Si nous sommes, nous, bien assurés que nul ne peut parvenir au comble des joies, bonne fortune, et félicité des délices éternelles, qui est hors de l’Église, séparé de Jésus Christ, forclos de l’Évangile, et éloigné de la troupe Chrétienne.
Par quoi, nous te supplions (Prince très-illustre) de ne point boucher tes oreilles, et de ne point détourner ta face en arrière quand nous nommons Jésus Christ, duquel même ta loi mahommétique qui t’a été nourri et instruit, confesse avoir été saint, et religieux Prophète, fils d’une Vierge, admirable en signes et prodiges.
Si tu veux recevoir sa Foi, te soumettre à sa Loi, obéir à son Église, et participer à ses Sacrements.
Tu jouiras de biens inestimables qu’on ne saurait assez suffisamment louer, et priser.

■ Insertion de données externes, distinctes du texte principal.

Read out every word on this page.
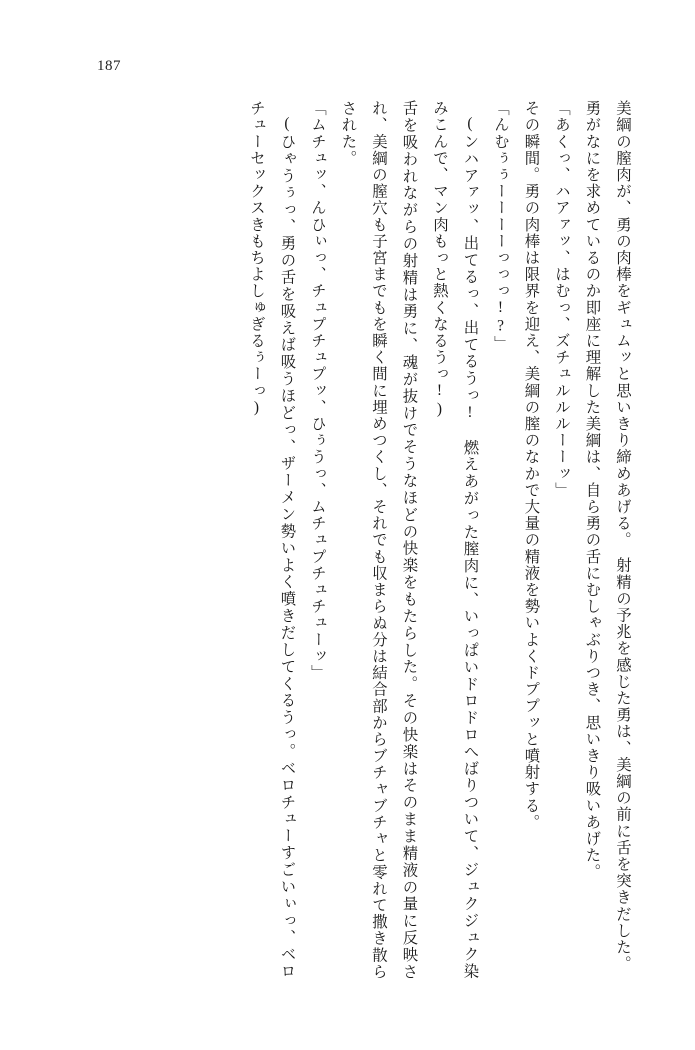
187

美綱の膣肉が、勇の肉棒をギュムッと思いきり締めあげる。　射精の予兆を感じた勇は、美綱の前に舌を突きだした。

勇がなにを求めているのか即座に理解した美綱は、自ら勇の舌にむしゃぶりつき、思いきり吸いあげた。

「あくっ、ハアァッ、はむっ、ズチュルルルーーッ」

その瞬間。勇の肉棒は限界を迎え、美綱の膣のなかで大量の精液を勢いよくドププッと噴射する。

「んむぅぅーーーーっっっ!?」

(ンハアァッ、出てるっ、出てるうっ!　燃えあがった膣肉に、いっぱいドロドロへばりついて、ジュクジュク染みこんで、マン肉もっと熱くなるうっ!)

舌を吸われながらの射精は勇に、魂が抜けでそうなほどの快楽をもたらした。その快楽はそのまま精液の量に反映され、美綱の膣穴も子宮までもを瞬く間に埋めつくし、それでも収まらぬ分は結合部からブチャブチャと零れて撒き散らされた。

「ムチュッ、んひぃっ、チュプチュプッ、ひぅうっ、ムチュプチュチューッ」

(ひゃうぅっ、勇の舌を吸えば吸うほどっ、ザーメン勢いよく噴きだしてくるうっ。ベロチューすごいぃっ、ベロチューセックスきもちよしゅぎるぅーっ)
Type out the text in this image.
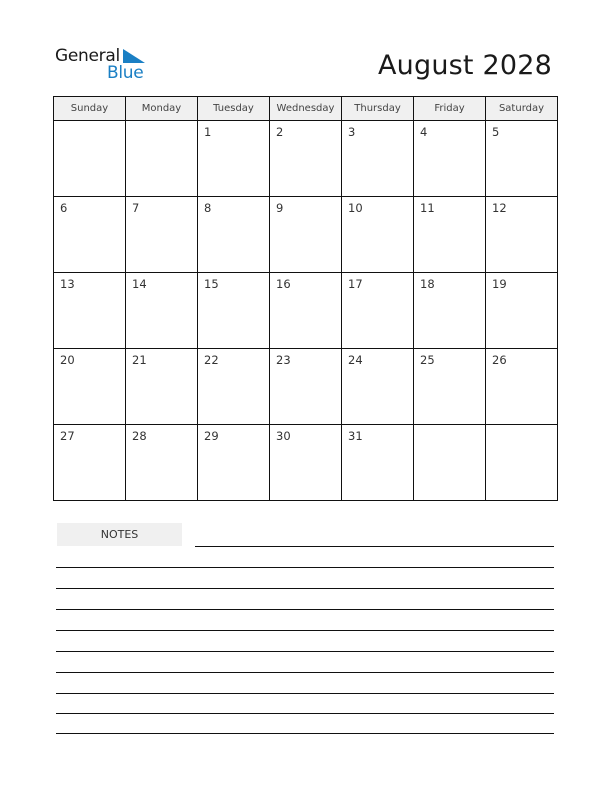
General
Blue	August 2028
Sunday	Monday	Tuesday	Wednesday	Thursday	Friday	Saturday

		1	2	3	4	5

6	7	8	9	10	11	12

13	14	15	16	17	18	19

20	21	22	23	24	25	26

27	28	29	30	31		

NOTES
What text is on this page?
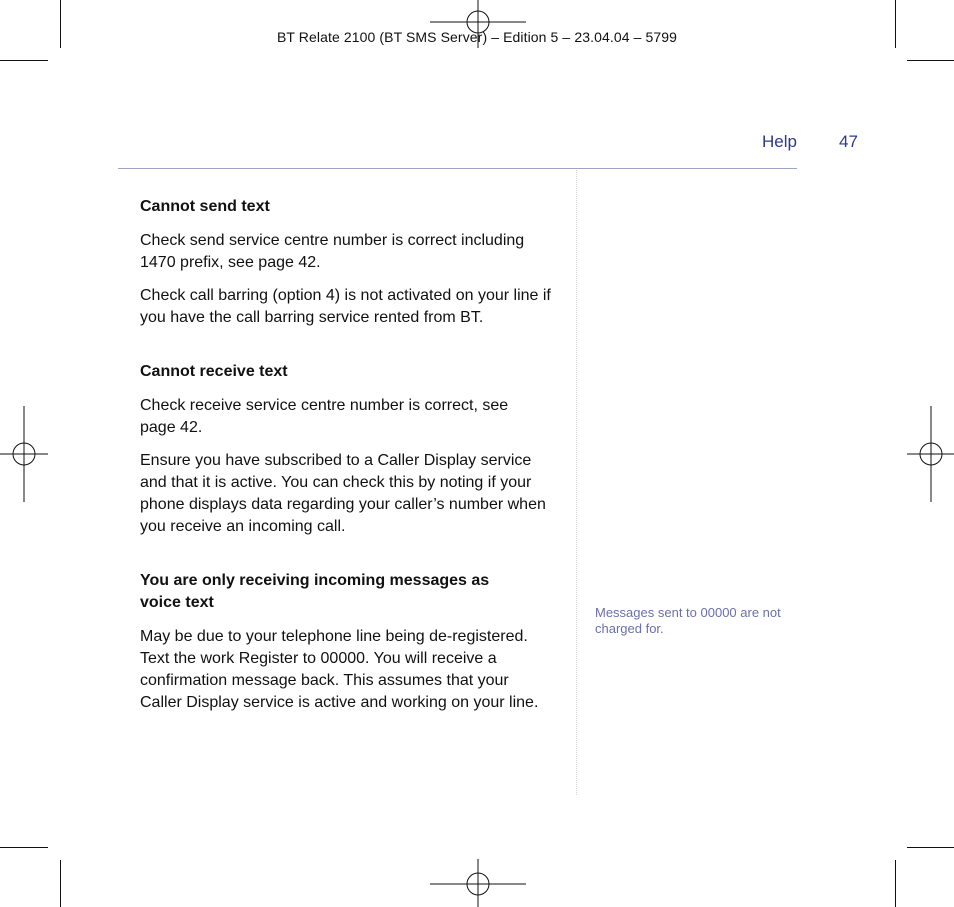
BT Relate 2100 (BT SMS Server) – Edition 5 – 23.04.04 – 5799
Help 47
Cannot send text

Check send service centre number is correct including 1470 prefix, see page 42.

Check call barring (option 4) is not activated on your line if you have the call barring service rented from BT.

Cannot receive text

Check receive service centre number is correct, see page 42.

Ensure you have subscribed to a Caller Display service and that it is active. You can check this by noting if your phone displays data regarding your caller’s number when you receive an incoming call.

You are only receiving incoming messages as voice text

May be due to your telephone line being de-registered. Text the work Register to 00000. You will receive a confirmation message back. This assumes that your Caller Display service is active and working on your line.

Messages sent to 00000 are not charged for.
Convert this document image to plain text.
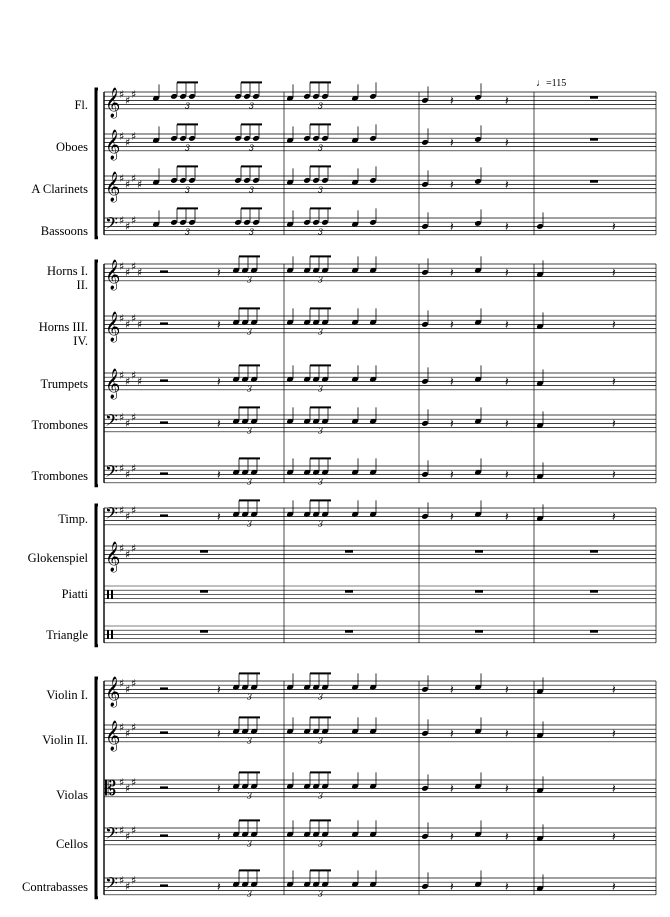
Fl.
Oboes
A Clarinets
Bassoons
Horns I.
II.
Horns III.
IV.
Trumpets
Trombones
Trombones
Timp.
Glokenspiel
Piatti
Triangle
Violin I.
Violin II.
Violas
Cellos
Contrabasses
♩=115
𝄞
♯ ♯ ♯
𝄞
♯ ♯ ♯
𝄞
♯ ♯ ♯ ♯
𝄢 ♯ ♯ ♯
𝄞
♯ ♯ ♯ ♯
𝄞
♯ ♯ ♯ ♯
𝄞
♯ ♯ ♯ ♯
𝄢 ♯ ♯ ♯
𝄢 ♯ ♯ ♯
𝄢 ♯ ♯ ♯
𝄞
♯ ♯ ♯
𝄞
♯ ♯ ♯
𝄞
♯ ♯ ♯
𝄡 ♯ ♯ ♯
𝄢 ♯ ♯ ♯
𝄢 ♯ ♯ ♯
3	3	3	𝄽	𝄽
3	3	3	𝄽	𝄽
3	3	3	𝄽	𝄽
3	3	3	𝄽	𝄽	𝄽
𝄽
3	3
𝄽	𝄽	𝄽
𝄽
3	3
𝄽	𝄽	𝄽
𝄽
3	3
𝄽	𝄽	𝄽
𝄽
3	3
𝄽	𝄽	𝄽
𝄽
3	3
𝄽	𝄽	𝄽
𝄽
3	3
𝄽	𝄽	𝄽
𝄽
3	3
𝄽	𝄽	𝄽
𝄽
3	3
𝄽	𝄽	𝄽
𝄽
3	3
𝄽	𝄽	𝄽
𝄽
3	3
𝄽	𝄽	𝄽
𝄽
3	3
𝄽	𝄽	𝄽
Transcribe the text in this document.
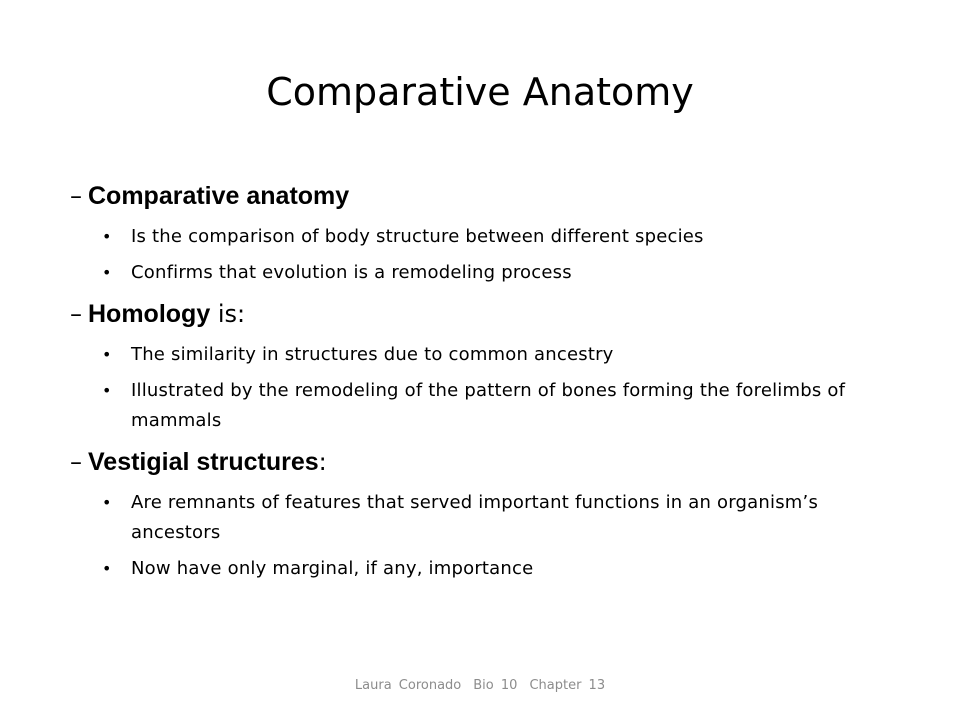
Comparative Anatomy

– Comparative anatomy

• Is the comparison of body structure between different species

• Confirms that evolution is a remodeling process

– Homology is:

• The similarity in structures due to common ancestry

• Illustrated by the remodeling of the pattern of bones forming the forelimbs of mammals

– Vestigial structures:

• Are remnants of features that served important functions in an organism’s ancestors

• Now have only marginal, if any, importance

Laura Coronado Bio 10 Chapter 13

Tu seras peut être étonné, et renfrogneras de colère devant cet exorde tissu de telle façon, mais avant que tu en donnes sentence définitive, et que tu en face un jugement.
Je te prie de diligemment examiner que c’est que de ta Loi. Et te prie aussi d’entendre soigneusement quelle est notre intention, en cette entreprise.
Il ne se peut faire que tu ne sois bien informé, des cruelles guerres qui ont été démenées entre tes Ancêtres, et les Chrétiens, des batailles et assauts qui ont été donné, du sang qui a été tant largement répandu, des villes qui ont été rasées, et des Églises qui ont été brûlées, de l’effort et violence dont ont souffert les honnêtes matrones, et chastes Vierges par la rage et fureur des Barbares, des champs qui ont été dévastés, et des maisons qui ont été pillées, bref des crimes horribles, et impiétés étranges, commises par les Infidèles, telles que c’est horreur de les référer.
C’est ce qui est advenu, lorsque le Turc et le Chrétien ont voulu débattre par armes à qui appartiendrait le diadème impérial.
Quant à toi, tu es connu par tes œuvres, qui donnent suffisant témoignage de ton intention, et le bruit qui s’épand de ta renommée nous fait croire, que tu as envie de mettre toute la Chrétienté sous le joug de ton Empire, auquel tu prétends joindre l’Empire Romain.
Pour y parvenir, tu reçois assez de gens à ton conseil, qui te persuadent les moyens, et te font croire que cela te sera aisé et facile, de tout conquérir à force d’armes.
Mais il y en a qui sont flatteurs, et trop idolâtres de tes Vertus, te haussent, et sous-estiment trop les forces des Chrétiens, comme si ce n’étaient que mouches contre les Éléphants, et que leurs forces fussent trop minces et débiles, au respect des tiennes.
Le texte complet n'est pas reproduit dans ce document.